In accepting the award, Diop told conference attendees that religious freedom is not a narrow legal right, but is a foundational human freedom that supports a whole range of other fundamental rights. He pledged to continue working “on the side of life, promoting a culture of freedom, the dignity of difference, and the sacredness of all human beings created in the image of God.”
Diop received the award for his years of promoting religious freedom at the United Nations and other international and national organizations, his extensive published writings, his work in training other religious liberty advocates, and for his role as Secretary General of the International Religious Liberty Association.
Speaking later, Diop said the award was also an implicit acknowledgement of the Adventist Church’s continuing commitment to work for religious freedom for everyone—just not people of the Adventist faith.
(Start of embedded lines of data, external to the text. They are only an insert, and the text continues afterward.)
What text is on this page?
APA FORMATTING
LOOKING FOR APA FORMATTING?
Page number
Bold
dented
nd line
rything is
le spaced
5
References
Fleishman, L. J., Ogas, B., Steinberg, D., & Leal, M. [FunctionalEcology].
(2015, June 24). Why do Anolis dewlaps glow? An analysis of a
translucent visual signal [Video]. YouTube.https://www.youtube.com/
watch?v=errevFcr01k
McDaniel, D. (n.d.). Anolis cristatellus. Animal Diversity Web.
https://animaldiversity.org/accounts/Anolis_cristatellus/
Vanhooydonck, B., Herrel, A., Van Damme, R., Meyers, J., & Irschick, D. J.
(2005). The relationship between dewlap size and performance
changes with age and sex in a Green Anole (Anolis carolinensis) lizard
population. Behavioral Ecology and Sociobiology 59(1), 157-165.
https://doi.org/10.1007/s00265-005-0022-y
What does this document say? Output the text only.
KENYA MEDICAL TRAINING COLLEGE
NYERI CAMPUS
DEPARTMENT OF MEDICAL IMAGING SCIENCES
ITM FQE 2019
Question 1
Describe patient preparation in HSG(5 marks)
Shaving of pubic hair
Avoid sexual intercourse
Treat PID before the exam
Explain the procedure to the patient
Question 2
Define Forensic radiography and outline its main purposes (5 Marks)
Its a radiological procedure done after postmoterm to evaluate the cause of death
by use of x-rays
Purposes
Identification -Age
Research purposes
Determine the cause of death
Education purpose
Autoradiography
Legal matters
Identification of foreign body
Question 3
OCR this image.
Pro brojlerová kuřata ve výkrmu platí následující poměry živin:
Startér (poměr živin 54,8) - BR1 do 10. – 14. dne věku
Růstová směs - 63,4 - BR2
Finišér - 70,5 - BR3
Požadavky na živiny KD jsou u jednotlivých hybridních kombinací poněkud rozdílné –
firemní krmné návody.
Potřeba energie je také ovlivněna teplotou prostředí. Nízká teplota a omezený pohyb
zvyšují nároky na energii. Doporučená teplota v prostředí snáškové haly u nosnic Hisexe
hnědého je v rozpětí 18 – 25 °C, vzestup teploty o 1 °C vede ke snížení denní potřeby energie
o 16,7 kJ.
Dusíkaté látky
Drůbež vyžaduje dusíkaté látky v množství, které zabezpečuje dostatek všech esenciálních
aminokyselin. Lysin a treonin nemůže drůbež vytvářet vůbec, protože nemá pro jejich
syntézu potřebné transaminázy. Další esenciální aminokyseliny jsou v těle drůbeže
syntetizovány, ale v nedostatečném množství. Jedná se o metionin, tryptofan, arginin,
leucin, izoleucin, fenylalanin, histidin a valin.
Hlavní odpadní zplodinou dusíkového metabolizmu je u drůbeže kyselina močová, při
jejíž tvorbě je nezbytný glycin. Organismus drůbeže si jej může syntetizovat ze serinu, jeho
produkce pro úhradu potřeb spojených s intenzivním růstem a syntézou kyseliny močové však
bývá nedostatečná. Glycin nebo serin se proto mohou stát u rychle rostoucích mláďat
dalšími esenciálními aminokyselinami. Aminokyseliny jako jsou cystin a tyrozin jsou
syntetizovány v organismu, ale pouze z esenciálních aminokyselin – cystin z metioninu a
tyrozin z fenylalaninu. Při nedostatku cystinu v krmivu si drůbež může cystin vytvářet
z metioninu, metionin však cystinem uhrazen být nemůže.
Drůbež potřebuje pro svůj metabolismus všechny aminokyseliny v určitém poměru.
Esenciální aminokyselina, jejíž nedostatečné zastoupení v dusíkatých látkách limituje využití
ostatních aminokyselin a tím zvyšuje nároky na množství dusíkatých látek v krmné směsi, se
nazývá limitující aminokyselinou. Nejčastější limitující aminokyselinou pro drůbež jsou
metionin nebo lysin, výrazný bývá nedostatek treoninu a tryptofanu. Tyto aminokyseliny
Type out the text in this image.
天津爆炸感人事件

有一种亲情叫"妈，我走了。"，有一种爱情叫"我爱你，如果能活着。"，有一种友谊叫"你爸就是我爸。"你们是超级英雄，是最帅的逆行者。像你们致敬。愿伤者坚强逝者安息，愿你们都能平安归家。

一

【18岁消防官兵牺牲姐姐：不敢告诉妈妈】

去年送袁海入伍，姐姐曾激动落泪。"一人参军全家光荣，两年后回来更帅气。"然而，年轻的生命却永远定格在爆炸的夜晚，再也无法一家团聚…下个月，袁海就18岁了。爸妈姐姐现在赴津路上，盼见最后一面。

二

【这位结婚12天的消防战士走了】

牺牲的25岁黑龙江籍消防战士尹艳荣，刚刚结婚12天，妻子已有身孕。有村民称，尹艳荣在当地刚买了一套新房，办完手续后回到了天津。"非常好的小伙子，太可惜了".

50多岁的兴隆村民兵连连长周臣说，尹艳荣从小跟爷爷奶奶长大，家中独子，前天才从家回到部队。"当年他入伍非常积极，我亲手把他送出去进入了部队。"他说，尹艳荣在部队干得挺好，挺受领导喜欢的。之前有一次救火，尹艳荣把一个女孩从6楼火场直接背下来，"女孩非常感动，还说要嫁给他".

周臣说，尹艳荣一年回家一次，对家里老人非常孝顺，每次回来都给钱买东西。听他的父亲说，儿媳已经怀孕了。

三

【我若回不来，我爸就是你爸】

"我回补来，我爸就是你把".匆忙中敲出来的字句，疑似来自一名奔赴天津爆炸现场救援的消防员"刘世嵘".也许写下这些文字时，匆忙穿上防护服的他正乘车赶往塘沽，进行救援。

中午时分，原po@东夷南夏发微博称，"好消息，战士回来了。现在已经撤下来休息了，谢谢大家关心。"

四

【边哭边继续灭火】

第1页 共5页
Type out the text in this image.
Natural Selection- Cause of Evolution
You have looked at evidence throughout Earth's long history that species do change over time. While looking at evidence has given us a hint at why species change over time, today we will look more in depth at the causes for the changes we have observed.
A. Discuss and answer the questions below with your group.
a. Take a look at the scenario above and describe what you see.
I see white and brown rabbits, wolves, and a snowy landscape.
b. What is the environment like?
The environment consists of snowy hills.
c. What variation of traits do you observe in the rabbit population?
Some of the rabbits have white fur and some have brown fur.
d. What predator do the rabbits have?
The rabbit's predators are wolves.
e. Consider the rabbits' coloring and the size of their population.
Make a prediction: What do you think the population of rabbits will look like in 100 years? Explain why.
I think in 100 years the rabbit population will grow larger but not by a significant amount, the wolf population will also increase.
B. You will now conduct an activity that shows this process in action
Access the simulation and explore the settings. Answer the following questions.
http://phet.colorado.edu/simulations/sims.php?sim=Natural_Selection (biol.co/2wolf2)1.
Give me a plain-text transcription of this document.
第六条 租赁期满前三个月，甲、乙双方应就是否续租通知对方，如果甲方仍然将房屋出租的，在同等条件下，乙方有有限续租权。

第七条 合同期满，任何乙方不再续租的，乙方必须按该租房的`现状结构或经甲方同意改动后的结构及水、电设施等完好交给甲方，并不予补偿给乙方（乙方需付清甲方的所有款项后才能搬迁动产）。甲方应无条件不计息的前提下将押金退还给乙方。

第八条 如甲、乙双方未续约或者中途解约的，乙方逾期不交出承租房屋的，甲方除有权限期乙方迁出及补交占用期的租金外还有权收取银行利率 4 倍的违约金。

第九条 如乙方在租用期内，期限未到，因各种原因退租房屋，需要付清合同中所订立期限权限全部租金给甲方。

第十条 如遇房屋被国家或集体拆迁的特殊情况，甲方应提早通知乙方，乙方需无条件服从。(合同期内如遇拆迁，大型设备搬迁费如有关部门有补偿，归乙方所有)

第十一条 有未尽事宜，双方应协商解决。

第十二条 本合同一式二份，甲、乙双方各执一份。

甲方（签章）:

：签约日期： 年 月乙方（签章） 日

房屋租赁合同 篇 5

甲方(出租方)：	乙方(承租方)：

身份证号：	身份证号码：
“This broad approach to religious freedom stems from our understanding of freedom as something that’s inscribed in our DNA at creation; it’s an essential part of all genuine covenants between humanity and God,” he explained. “And so for this reason, religious freedom doesn’t belong only to some people—it’s for everyone, even those with whom we disagree. It’s part of the essence of being human.”
J. Reuben Clark Law Society is a global professional organization for lawyers and law students of faith, with some 190 chapters on six continents. The Thomas L. Kane award is named for a renowned 19th century attorney and abolitionist from Philadelphia who risked his reputation to give legal and political assistance to members of the Church of Jesus Christ of Latter-day Saints—then a widely reviled and persecuted religious minority.